What Are Dental Sealants?

Sometimes, the best prevention is a layer of protection. Take a baking sheet out of the oven and you’ll probably protect your hand from the heat with an oven mitt or towel. Go out in the rain and a raincoat or umbrella is your best bet if you want to stay dry. In this blog post, we’ll explain what dental sealants are — and how they function in a similar way.

Protecting our teeth is essential. Dental sealants add a layer of protection to your teeth, helping ward off decay-causing acids, sugars, and bacteria. They are an especially effective option for children, in part because insurance often covers them up to a certain age. Sealants are about as simple as they sound, and they are a great way to keep your teeth healthy and protected from cavities. When it comes to prevention, sealants are a fantastic option.

How Do Sealants Work?

Dental sealants act as coatings, filling in any pits or grooves on a chewing surface to form a protective layer over a tooth’s enamel.

Typically, sealants are applied to the chewing surfaces of molar teeth, but they can be applied elsewhere as needed. For example, sometimes sealants can be placed on the back surface of a front tooth that has exceptionally deep grooves.

Sealants may be applied by a dentist or, depending on the specific state’s laws, a dental hygienist or dental assistant. In some states, physicians and other medical staff may also apply dental sealants.

What are Sealants Made of?

Sealants are typically applied in the form of a liquid resin that becomes hard when cured. If you ever had a sealant applied, a cavity filled, braces attached, or any similar dental procedure, you may remember your dentist or hygienist using a tool that almost looks like an electric toothbrush without any bristles.

That tool is what “cures” the liquid sealant, leaving behind a rigid, protective layer.

Do Sealants Work?

Yes, sealants are very effective.
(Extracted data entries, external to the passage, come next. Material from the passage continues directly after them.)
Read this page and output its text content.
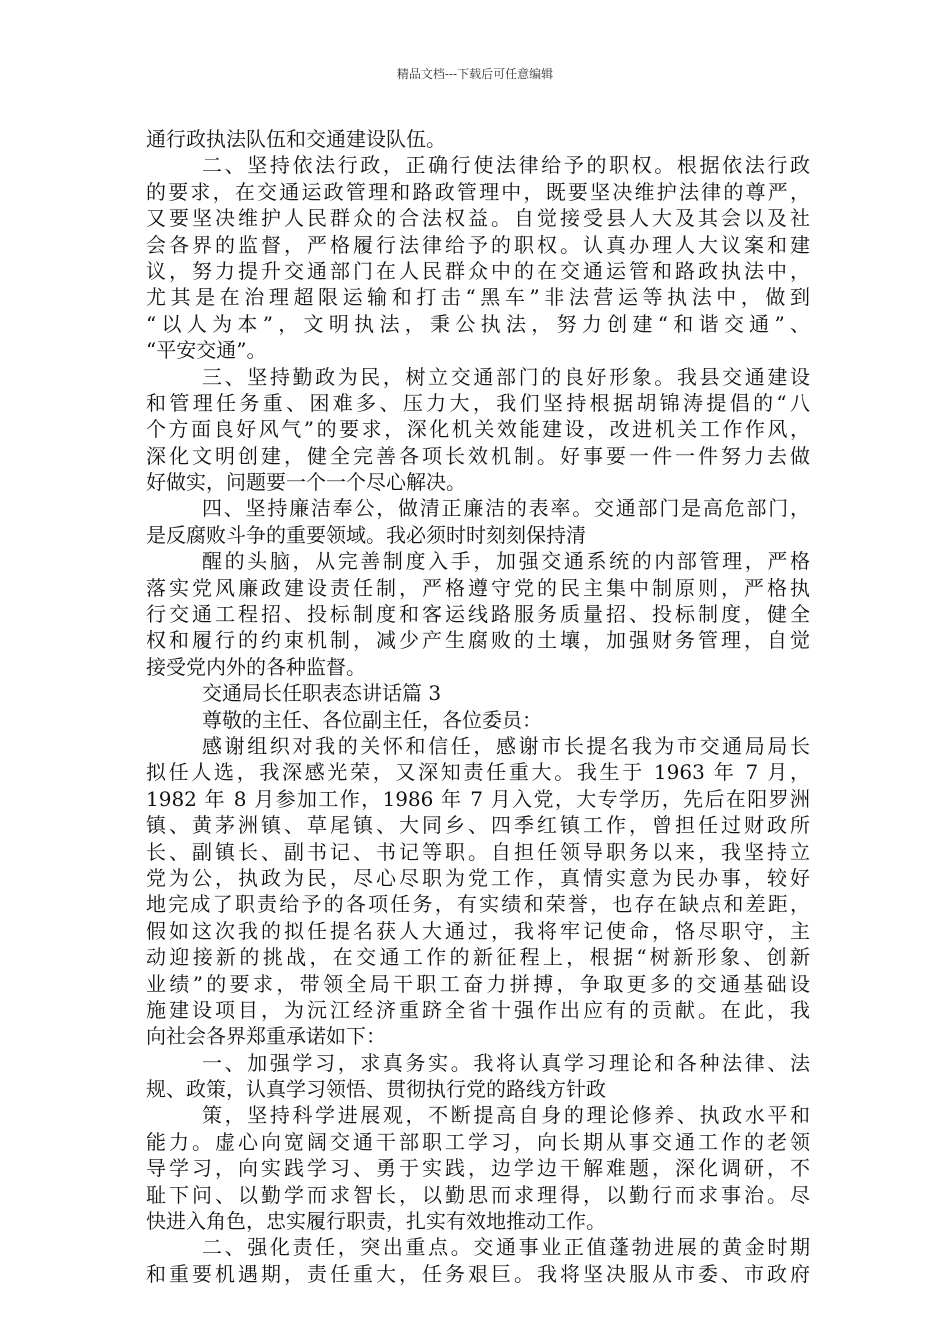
精品文档---下载后可任意编辑
通行政执法队伍和交通建设队伍。
二、坚持依法行政，正确行使法律给予的职权。根据依法行政
的要求，在交通运政管理和路政管理中，既要坚决维护法律的尊严，
又要坚决维护人民群众的合法权益。自觉接受县人大及其会以及社
会各界的监督，严格履行法律给予的职权。认真办理人大议案和建
议，努力提升交通部门在人民群众中的在交通运管和路政执法中，
尤其是在治理超限运输和打击“黑车”非法营运等执法中，做到
“以人为本”，文明执法，秉公执法，努力创建“和谐交通”、
“平安交通”。
三、坚持勤政为民，树立交通部门的良好形象。我县交通建设
和管理任务重、困难多、压力大，我们坚持根据胡锦涛提倡的“八
个方面良好风气”的要求，深化机关效能建设，改进机关工作作风，
深化文明创建，健全完善各项长效机制。好事要一件一件努力去做
好做实，问题要一个一个尽心解决。
四、坚持廉洁奉公，做清正廉洁的表率。交通部门是高危部门，
是反腐败斗争的重要领域。我必须时时刻刻保持清
醒的头脑，从完善制度入手，加强交通系统的内部管理，严格
落实党风廉政建设责任制，严格遵守党的民主集中制原则，严格执
行交通工程招、投标制度和客运线路服务质量招、投标制度，健全
权和履行的约束机制，减少产生腐败的土壤，加强财务管理，自觉
接受党内外的各种监督。
交通局长任职表态讲话篇 3
尊敬的主任、各位副主任，各位委员：
感谢组织对我的关怀和信任，感谢市长提名我为市交通局局长
拟任人选，我深感光荣，又深知责任重大。我生于 1963 年 7 月，
1982 年 8 月参加工作，1986 年 7 月入党，大专学历，先后在阳罗洲
镇、黄茅洲镇、草尾镇、大同乡、四季红镇工作，曾担任过财政所
长、副镇长、副书记、书记等职。自担任领导职务以来，我坚持立
党为公，执政为民，尽心尽职为党工作，真情实意为民办事，较好
地完成了职责给予的各项任务，有实绩和荣誉，也存在缺点和差距，
假如这次我的拟任提名获人大通过，我将牢记使命，恪尽职守，主
动迎接新的挑战，在交通工作的新征程上，根据“树新形象、创新
业绩”的要求，带领全局干职工奋力拼搏，争取更多的交通基础设
施建设项目，为沅江经济重跻全省十强作出应有的贡献。在此，我
向社会各界郑重承诺如下：
一、加强学习，求真务实。我将认真学习理论和各种法律、法
规、政策，认真学习领悟、贯彻执行党的路线方针政
策，坚持科学进展观，不断提高自身的理论修养、执政水平和
能力。虚心向宽阔交通干部职工学习，向长期从事交通工作的老领
导学习，向实践学习、勇于实践，边学边干解难题，深化调研，不
耻下问、以勤学而求智长，以勤思而求理得，以勤行而求事治。尽
快进入角色，忠实履行职责，扎实有效地推动工作。
二、强化责任，突出重点。交通事业正值蓬勃进展的黄金时期
和重要机遇期，责任重大，任务艰巨。我将坚决服从市委、市政府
According to the CDC, dental sealants can prevent 80 percent of cavities for two years. They have been proven to protect against 50 percent of cavities for up to four years, and there is evidence that they can work for up to nine years.

It is easy for a provider to tell when a sealant either falls off or is worn away, and fortunately they are easy to replace!

Are Dental Sealants Safe?

It is important to note concerns about BPA entering a patient’s system from dental sealants. Fortunately, several studies have been conducted to measure BPA exposure from sealant application, and the widespread consensus is that they are completely safe.

Some BPA may be detectible in a patient’s saliva hours after a sealant is applied, but no associated increase in BPA levels has been detected in patients’ blood at any time post-sealant application.

BPA can imitate a person’s naturally produced hormones, causing an array of health issues. It is an important environmental concern, but fortunately, dental sealants are not a source for concern.

In fact, breathing in dust or touching a receipt will expose a person to much more BPA than a dental sealant application.

How Much Do Sealants Cost?

Some dental plans cover sealants, especially for children. For patients without insurance or with insurance that doesn’t cover sealants, they typically cost between $30 and $75 per tooth. This is a lot more affordable compared to the price of a filling ($150-$450) or other more invasive treatment.

The cost can vary by provider, insurance, and material used, so it is important to ask your dentist to get a better idea of the price tag for dental sealants.